VERTUMNUS, the Proteus of the Roman ritual, was the god of tradesmen, and, from the power he had of assuming any shape, was believed to preside over the thoughts of mankind. His courtship of Pomōna makes one of the most elegant and entertaining stories in Ovid. The Romans esteemed him the god of tradesmen, from the turns and changes which traffic effects. There was no god had a greater variety of representations than Vertumnus. He is painted with a garland of flowers on his head, a pruning hook in one hand, and ripe fruits in the other. Pomōna has a pruning hook in her right hand, and a branch in her left. Pliny introduces this goddess personally, even in his prose, to make her speak in praise of the fruits committed to her care. We learn from Ovid that this goddess was of that class which they anciently called Hamadryads.
Both these deities were unknown to the Greeks, and only honored by the Romans. Some imagine Vertumnus an emblem of the year, which, though it assume different dresses according to the different seasons, is at no time so luxuriant as in autumn, when the harvest is crowned, and the fruits appear in their full perfection and lustre; but historians say that Vertumnus was an ancient king of the Tuscans, who first taught his people the method of planting orchards, gardens, and vineyards, and the manner of cultivating, pruning, and grafting fruit-trees; whence he is reported to have married Pomōna. Some think he was called Vertumnus, from turning the lake Curtus into the Tiber.
CHAPTER VI.
Goddesses of the Woods.
Diana, daughter of Jupiter and Latōna, and sister of Apollo, was born in the island of Delos. She had a threefold divinity, being styled Diāna on earth, Luna, or the moon, in heaven, and Hecăte, or Proserpine, in hell. The poets say she had three heads, one of a horse, another of a woman, and the third of a dog. Hesiod makes Diāna, Luna, and Hecăte, three distinguished goddesses.
Of all the various characters of this goddess, there is no one more known than that of her presiding over woods, and delighting in hunting. The Diāna Venatrix, or goddess of the chase, is frequently represented as running on, with her vest flying back with the wind, notwithstanding its being shortened, and girt about her for expedition. She is tall of stature, and her face, though so very handsome, is something manly. Her feet are sometimes bare, and sometimes adorned with a sort of buskin, which was worn by the huntresses of old. She often has a quiver on her shoulder, and sometimes holds a javelin, but more usually her bow, in her right hand. It is thus she makes her appearance in several of her statues, and it is thus the Roman poets describe her, particularly in the epithets they give this goddess, in the use of which they are so happy that they often bring the idea of whole figures of her into your mind by a single word. The statues of this Diāna were very frequent in woods: she was represented there in all the different ways they could think of; sometimes as hunting, sometimes as bathing, and sometimes as resting herself after her fatigue. The height of Diāna's stature is frequently marked out in the poets, and that, generally, by comparing her with her nymphs.

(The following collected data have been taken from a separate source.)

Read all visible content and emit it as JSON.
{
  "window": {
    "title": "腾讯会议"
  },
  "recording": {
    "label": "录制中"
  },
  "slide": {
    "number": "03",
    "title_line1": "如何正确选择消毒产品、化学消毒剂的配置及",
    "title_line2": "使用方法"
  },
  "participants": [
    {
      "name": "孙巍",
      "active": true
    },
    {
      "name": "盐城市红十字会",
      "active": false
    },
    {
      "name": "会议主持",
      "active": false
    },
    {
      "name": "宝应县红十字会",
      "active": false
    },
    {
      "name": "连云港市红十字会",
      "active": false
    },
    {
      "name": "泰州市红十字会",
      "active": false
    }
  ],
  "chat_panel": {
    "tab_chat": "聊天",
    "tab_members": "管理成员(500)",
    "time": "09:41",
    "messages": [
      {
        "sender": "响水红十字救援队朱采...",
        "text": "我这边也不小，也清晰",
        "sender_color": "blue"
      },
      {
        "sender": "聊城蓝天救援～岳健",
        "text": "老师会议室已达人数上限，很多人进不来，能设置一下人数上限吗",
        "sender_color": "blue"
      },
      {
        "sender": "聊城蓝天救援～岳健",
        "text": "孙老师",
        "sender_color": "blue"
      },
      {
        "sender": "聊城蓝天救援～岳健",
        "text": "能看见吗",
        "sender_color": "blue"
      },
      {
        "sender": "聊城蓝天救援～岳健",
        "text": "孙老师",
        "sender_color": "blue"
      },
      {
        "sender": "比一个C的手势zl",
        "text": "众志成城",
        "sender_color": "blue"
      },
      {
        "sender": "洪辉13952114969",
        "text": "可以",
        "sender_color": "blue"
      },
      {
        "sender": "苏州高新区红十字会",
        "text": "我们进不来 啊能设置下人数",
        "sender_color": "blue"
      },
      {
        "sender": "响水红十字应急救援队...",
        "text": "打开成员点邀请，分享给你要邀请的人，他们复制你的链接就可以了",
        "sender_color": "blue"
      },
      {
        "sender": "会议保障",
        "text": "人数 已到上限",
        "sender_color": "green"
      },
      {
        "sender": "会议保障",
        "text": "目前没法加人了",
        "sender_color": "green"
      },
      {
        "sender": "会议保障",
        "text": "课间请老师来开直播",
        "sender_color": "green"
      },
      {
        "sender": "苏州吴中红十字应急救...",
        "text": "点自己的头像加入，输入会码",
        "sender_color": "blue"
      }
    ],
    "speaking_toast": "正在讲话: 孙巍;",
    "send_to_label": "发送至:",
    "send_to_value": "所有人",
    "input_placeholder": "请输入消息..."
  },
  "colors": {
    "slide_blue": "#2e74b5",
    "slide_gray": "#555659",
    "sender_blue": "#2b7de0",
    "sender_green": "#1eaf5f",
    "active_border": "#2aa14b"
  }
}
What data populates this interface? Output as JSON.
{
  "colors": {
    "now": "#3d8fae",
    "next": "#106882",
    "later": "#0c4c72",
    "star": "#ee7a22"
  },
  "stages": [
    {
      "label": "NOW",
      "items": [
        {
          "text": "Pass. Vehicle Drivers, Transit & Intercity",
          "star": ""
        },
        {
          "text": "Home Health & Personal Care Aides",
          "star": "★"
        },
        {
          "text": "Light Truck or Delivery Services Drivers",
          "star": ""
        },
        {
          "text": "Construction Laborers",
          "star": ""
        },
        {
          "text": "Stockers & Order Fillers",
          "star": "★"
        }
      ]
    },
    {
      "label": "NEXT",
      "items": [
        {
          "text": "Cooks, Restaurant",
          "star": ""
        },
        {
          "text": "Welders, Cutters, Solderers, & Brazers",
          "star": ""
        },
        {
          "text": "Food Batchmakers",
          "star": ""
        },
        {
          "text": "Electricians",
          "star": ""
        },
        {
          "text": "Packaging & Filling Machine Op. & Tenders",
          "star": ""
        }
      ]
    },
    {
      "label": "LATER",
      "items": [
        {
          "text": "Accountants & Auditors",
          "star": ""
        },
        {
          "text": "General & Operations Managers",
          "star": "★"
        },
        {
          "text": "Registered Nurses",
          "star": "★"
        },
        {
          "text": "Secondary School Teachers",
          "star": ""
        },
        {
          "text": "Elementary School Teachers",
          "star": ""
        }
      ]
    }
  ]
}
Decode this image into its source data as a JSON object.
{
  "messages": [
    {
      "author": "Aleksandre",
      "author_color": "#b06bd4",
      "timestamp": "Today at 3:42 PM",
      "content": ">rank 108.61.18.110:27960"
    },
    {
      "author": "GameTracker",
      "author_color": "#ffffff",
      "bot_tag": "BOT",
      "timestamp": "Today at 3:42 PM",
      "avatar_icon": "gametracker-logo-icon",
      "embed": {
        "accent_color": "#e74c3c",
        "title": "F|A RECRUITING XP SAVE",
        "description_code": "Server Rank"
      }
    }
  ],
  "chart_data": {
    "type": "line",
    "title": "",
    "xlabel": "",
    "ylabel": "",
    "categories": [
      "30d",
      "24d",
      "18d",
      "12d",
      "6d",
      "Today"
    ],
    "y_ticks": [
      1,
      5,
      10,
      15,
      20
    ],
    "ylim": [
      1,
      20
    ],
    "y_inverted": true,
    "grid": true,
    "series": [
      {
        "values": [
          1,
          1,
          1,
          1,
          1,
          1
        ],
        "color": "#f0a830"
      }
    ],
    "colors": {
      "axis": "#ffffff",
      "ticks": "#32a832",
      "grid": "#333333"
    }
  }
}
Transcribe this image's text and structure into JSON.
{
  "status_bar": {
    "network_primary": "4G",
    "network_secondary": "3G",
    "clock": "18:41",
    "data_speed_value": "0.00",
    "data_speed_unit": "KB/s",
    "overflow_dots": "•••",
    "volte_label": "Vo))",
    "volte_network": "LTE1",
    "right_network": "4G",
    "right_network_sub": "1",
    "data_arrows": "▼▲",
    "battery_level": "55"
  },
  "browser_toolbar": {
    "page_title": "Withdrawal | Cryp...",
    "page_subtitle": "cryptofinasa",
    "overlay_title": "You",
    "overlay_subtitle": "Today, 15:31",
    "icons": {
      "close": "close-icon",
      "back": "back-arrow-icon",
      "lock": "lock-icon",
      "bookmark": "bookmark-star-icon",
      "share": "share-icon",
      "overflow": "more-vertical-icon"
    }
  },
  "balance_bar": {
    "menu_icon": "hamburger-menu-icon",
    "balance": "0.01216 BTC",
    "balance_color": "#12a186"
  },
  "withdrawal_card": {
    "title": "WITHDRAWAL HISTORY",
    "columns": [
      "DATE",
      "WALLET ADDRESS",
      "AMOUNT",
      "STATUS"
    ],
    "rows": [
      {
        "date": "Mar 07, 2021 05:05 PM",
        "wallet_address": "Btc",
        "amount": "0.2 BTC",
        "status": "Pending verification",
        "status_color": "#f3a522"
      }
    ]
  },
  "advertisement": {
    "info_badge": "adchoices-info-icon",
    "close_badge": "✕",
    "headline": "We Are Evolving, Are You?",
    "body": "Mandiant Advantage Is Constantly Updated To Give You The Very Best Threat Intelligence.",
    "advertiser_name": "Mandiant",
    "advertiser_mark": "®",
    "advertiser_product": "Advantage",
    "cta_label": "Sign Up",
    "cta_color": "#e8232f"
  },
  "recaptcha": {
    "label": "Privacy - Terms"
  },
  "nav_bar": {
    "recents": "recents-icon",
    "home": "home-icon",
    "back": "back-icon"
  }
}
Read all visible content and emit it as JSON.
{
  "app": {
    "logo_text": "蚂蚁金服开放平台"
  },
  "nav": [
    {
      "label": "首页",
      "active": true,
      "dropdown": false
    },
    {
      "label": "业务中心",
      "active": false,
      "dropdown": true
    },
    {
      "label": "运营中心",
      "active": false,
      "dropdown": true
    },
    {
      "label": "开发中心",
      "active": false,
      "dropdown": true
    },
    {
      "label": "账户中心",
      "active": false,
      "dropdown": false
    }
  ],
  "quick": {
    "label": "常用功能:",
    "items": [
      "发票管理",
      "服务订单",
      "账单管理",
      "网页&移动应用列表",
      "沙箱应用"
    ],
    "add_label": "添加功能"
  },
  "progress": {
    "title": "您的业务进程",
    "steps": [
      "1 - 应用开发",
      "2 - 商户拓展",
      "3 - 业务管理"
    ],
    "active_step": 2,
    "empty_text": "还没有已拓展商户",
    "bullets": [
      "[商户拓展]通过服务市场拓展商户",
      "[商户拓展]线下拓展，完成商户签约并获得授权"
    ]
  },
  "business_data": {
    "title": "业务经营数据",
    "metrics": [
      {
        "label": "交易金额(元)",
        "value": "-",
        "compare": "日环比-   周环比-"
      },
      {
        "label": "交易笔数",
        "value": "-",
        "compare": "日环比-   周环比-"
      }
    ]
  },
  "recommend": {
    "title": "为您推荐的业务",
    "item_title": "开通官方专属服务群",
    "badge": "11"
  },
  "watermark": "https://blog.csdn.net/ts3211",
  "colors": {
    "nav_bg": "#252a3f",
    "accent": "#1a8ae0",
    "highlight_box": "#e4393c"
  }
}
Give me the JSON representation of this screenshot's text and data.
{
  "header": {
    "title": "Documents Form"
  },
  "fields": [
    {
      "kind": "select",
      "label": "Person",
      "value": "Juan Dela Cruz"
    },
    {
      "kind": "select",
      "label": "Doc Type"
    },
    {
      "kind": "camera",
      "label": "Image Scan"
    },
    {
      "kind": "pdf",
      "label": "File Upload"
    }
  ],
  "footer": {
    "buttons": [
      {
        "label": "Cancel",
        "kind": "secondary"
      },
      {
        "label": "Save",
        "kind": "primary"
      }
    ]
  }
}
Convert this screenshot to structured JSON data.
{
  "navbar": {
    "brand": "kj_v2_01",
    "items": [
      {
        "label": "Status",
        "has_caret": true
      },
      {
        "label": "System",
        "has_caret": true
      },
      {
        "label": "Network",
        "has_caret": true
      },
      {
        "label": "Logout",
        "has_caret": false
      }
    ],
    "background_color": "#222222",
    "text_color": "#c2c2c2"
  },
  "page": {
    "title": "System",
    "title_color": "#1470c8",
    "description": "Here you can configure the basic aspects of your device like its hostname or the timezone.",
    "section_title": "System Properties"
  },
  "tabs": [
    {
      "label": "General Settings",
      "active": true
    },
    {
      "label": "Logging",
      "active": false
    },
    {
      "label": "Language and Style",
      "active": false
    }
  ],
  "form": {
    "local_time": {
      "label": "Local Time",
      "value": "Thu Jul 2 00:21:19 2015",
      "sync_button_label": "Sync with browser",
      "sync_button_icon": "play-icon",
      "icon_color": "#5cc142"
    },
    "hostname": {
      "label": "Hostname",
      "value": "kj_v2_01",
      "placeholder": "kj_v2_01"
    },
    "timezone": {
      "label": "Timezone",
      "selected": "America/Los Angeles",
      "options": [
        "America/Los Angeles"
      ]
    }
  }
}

Another great character of Diāna is that under which she is represented as the intelligence which presides over the planet of the moon; in which she is depicted in her car as directing that planet. Her figure under this character is frequently enough to be met with on gems and medals, which generally exhibit her with a lunar crown, or crescent on her forehead, and sometimes as drawn by stags, sometimes by does, but, more commonly than either, by horses. The poets speak of her chariot and her horses; they agree with the artists in giving her but two, and show, that the painters of old generally drew them of a perfect white color.
A third remarkable way of representing Diāna was with three bodies; this is very common among the ancient figures of the goddess, and it is hence the poets call her the triple, the three-headed, and the three-bodied Diāna. Her distinguishing name under this triple appearance is Hecăte, or Trivia; a goddess frequently invoked in enchantments, and fit for such black operations; for this is the infernal Diana, and as such is represented with the characteristics of a fury, rather than as one of the twelve great celestial deities: all her hands hold instruments of terror, and generally grasp either cords, or swords, or serpents, or fire-brands.
There are various conjectures concerning the name Hecăte, which is supposed to come from a Greek word signifying an hundred, either because an hundred victims at a time used to be offered to her, or else because by her edicts the ghosts of those who die without burial, wander an hundred years upon the banks of the Styx. Mythologists say that Hecăte is the order and force of the Fates, who obtained from the divine power that influence which they have over human bodies; that the operation of the Fates are hidden, but descend by the means and interposition of the stars, wherefore it is necessary that all inferior things submit to the cares, calamities, and death which the Fates bring upon them, without any possibility of resisting the divine will.